This guest review is kindly provided by Jami Zehr of Absurdly Nerdly

At its heart, the tale of The Night Circus by Erin Morgenstern is a love story as intricate as the small wonders found inside each of the hundreds of tents that make up Le Cirque des Reves, also known as The Circus of Dreams. Prospero the Enchanter, born Hector Bowen, works as an illusionist hiding his magic behind mechanics, instead of mechanics creating magic as most illusionists are wont to do, when a small child shows up on his doorstep. Her name is Celia Bowen, she is his daughter. She was born with his same innate ability to manipulate the world around her. Upon discovery of his daughter and her abilities, Hector sends off a letter across the sea with no address. Yet it reaches its destination and sets in motion a chain of events. A man in a gray suit arrives and Hector introduces him as Alexander to Celia. Celia is six the first time she meets Alexander. He seems little impressed with her abilities, but agrees to a match. It will be a game of sorts, similar to chessbut not. Alexander sets out to find his own player to place upon the board and discovers a young boy in an orphanage, Marco. Alexander begins Marco's education in magic through a hands-off tutelage of books and field trips Celias training is full of disparaging remarks from her father, manipulation of emotions, and pain. When the players are ready, Hector and Alexander set up the chess board, place the pieces on the board, and watch to see who will win a game they havent been taught how to play. Marco and Celia have one rule, they are not to interfere with the other person's work. The game begins.

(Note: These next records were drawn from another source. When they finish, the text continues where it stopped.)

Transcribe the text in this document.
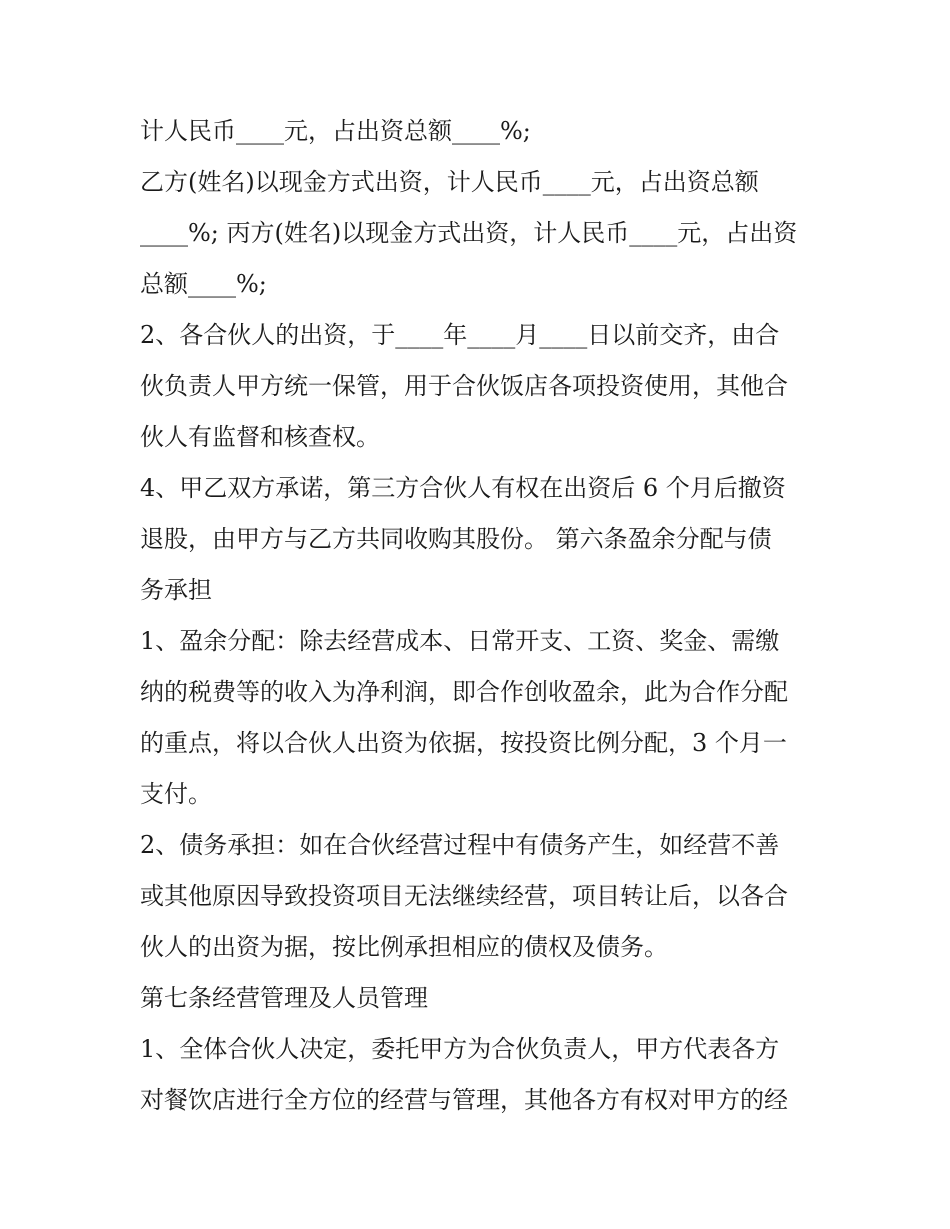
计人民币____元，占出资总额____%;
乙方(姓名)以现金方式出资，计人民币____元，占出资总额
____%; 丙方(姓名)以现金方式出资，计人民币____元，占出资
总额____%;
2、各合伙人的出资，于____年____月____日以前交齐，由合
伙负责人甲方统一保管，用于合伙饭店各项投资使用，其他合
伙人有监督和核查权。
4、甲乙双方承诺，第三方合伙人有权在出资后 6 个月后撤资
退股，由甲方与乙方共同收购其股份。 第六条盈余分配与债
务承担
1、盈余分配：除去经营成本、日常开支、工资、奖金、需缴
纳的税费等的收入为净利润，即合作创收盈余，此为合作分配
的重点，将以合伙人出资为依据，按投资比例分配，3 个月一
支付。
2、债务承担：如在合伙经营过程中有债务产生，如经营不善
或其他原因导致投资项目无法继续经营，项目转让后，以各合
伙人的出资为据，按比例承担相应的债权及债务。
第七条经营管理及人员管理
1、全体合伙人决定，委托甲方为合伙负责人，甲方代表各方
对餐饮店进行全方位的经营与管理，其他各方有权对甲方的经
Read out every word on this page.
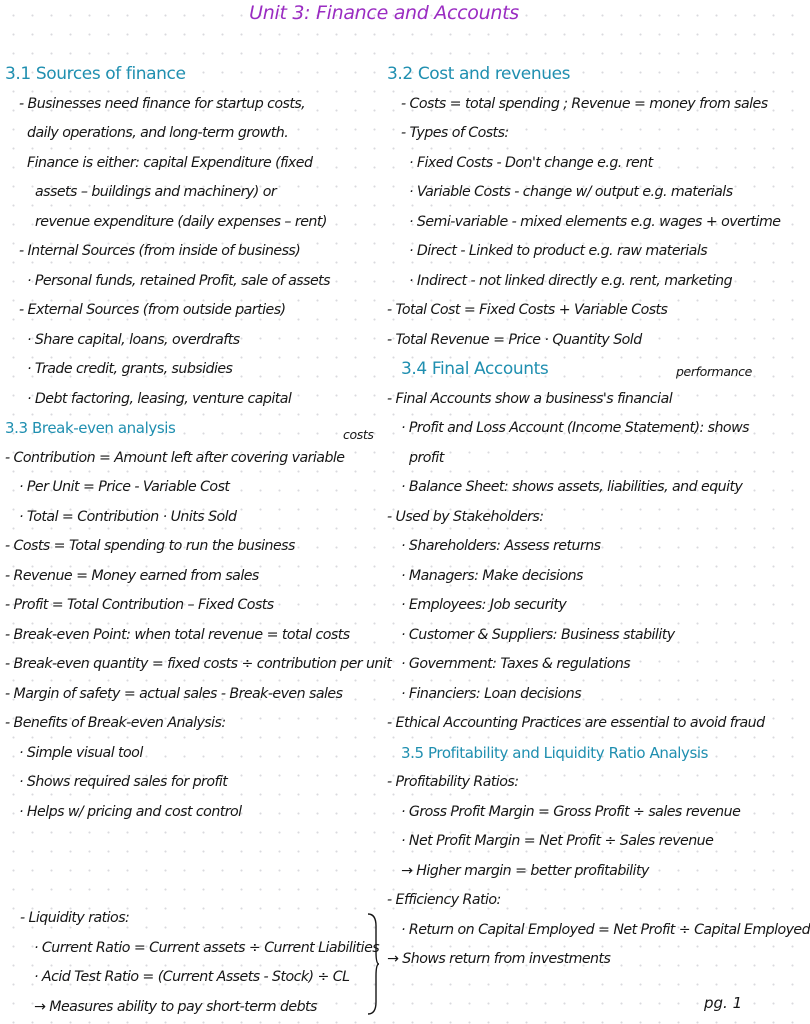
Unit 3: Finance and Accounts
3.1 Sources of finance
- Businesses need finance for startup costs,
daily operations, and long-term growth.
Finance is either: capital Expenditure (fixed
assets – buildings and machinery) or
revenue expenditure (daily expenses – rent)
- Internal Sources (from inside of business)
· Personal funds, retained Profit, sale of assets
- External Sources (from outside parties)
· Share capital, loans, overdrafts
· Trade credit, grants, subsidies
· Debt factoring, leasing, venture capital
3.3 Break-even analysis
- Contribution = Amount left after covering variable
· Per Unit = Price - Variable Cost
· Total = Contribution · Units Sold
- Costs = Total spending to run the business
- Revenue = Money earned from sales
- Profit = Total Contribution – Fixed Costs
- Break-even Point: when total revenue = total costs
- Break-even quantity = fixed costs ÷ contribution per unit
- Margin of safety = actual sales - Break-even sales
- Benefits of Break-even Analysis:
· Simple visual tool
· Shows required sales for profit
· Helps w/ pricing and cost control
3.2 Cost and revenues
- Costs = total spending ; Revenue = money from sales
- Types of Costs:
· Fixed Costs - Don't change e.g. rent
· Variable Costs - change w/ output e.g. materials
· Semi-variable - mixed elements e.g. wages + overtime
· Direct - Linked to product e.g. raw materials
· Indirect - not linked directly e.g. rent, marketing
- Total Cost = Fixed Costs + Variable Costs
- Total Revenue = Price · Quantity Sold
3.4 Final Accounts
- Final Accounts show a business's financial
· Profit and Loss Account (Income Statement): shows
profit
· Balance Sheet: shows assets, liabilities, and equity
- Used by Stakeholders:
· Shareholders: Assess returns
· Managers: Make decisions
· Employees: Job security
· Customer & Suppliers: Business stability
· Government: Taxes & regulations
· Financiers: Loan decisions
- Ethical Accounting Practices are essential to avoid fraud
3.5 Profitability and Liquidity Ratio Analysis
- Profitability Ratios:
· Gross Profit Margin = Gross Profit ÷ sales revenue
· Net Profit Margin = Net Profit ÷ Sales revenue
→ Higher margin = better profitability
- Efficiency Ratio:
· Return on Capital Employed = Net Profit ÷ Capital Employed
→ Shows return from investments
costs
performance
- Liquidity ratios:
· Current Ratio = Current assets ÷ Current Liabilities
· Acid Test Ratio = (Current Assets - Stock) ÷ CL
→ Measures ability to pay short-term debts	pg. 1
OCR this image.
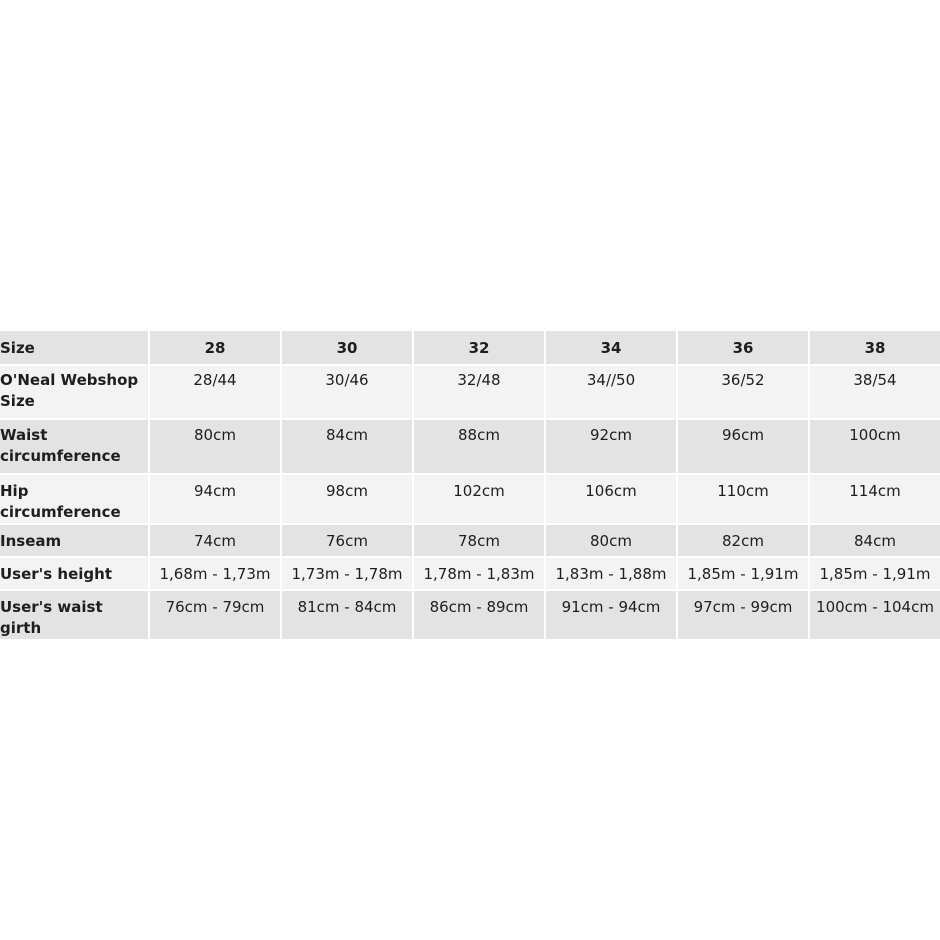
Size	28	30	32	34	36	38
O'Neal Webshop Size	28/44	30/46	32/48	34//50	36/52	38/54
Waist circumference	80cm	84cm	88cm	92cm	96cm	100cm
Hip circumference	94cm	98cm	102cm	106cm	110cm	114cm
Inseam	74cm	76cm	78cm	80cm	82cm	84cm
User's height	1,68m - 1,73m	1,73m - 1,78m	1,78m - 1,83m	1,83m - 1,88m	1,85m - 1,91m	1,85m - 1,91m
User's waist girth	76cm - 79cm	81cm - 84cm	86cm - 89cm	91cm - 94cm	97cm - 99cm	100cm - 104cm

Like a good illusionist, Morgenstern weaves a tale of intrigue, followed by slights of hand, and ending in a flourish inspiring awe. She continuously interweaves three main themes: dreams, games, and love. She describes Le Cirque des Reves in exquisite detail, where not only is the circus theme dreams, but while I read about the world created by Morgenstern I felt as though I were in a dream. Tents full of clouds, ice gardens, and train rides toward the night sky are fully imagined, laid out on the page, and reinvented in the my mind's eye as vividly as a dream I had just dreamed. The aesthetics of the circus are carefully created by the characters in charge of the atmosphere of the circus and by the author in the pages of the book. I was delighted.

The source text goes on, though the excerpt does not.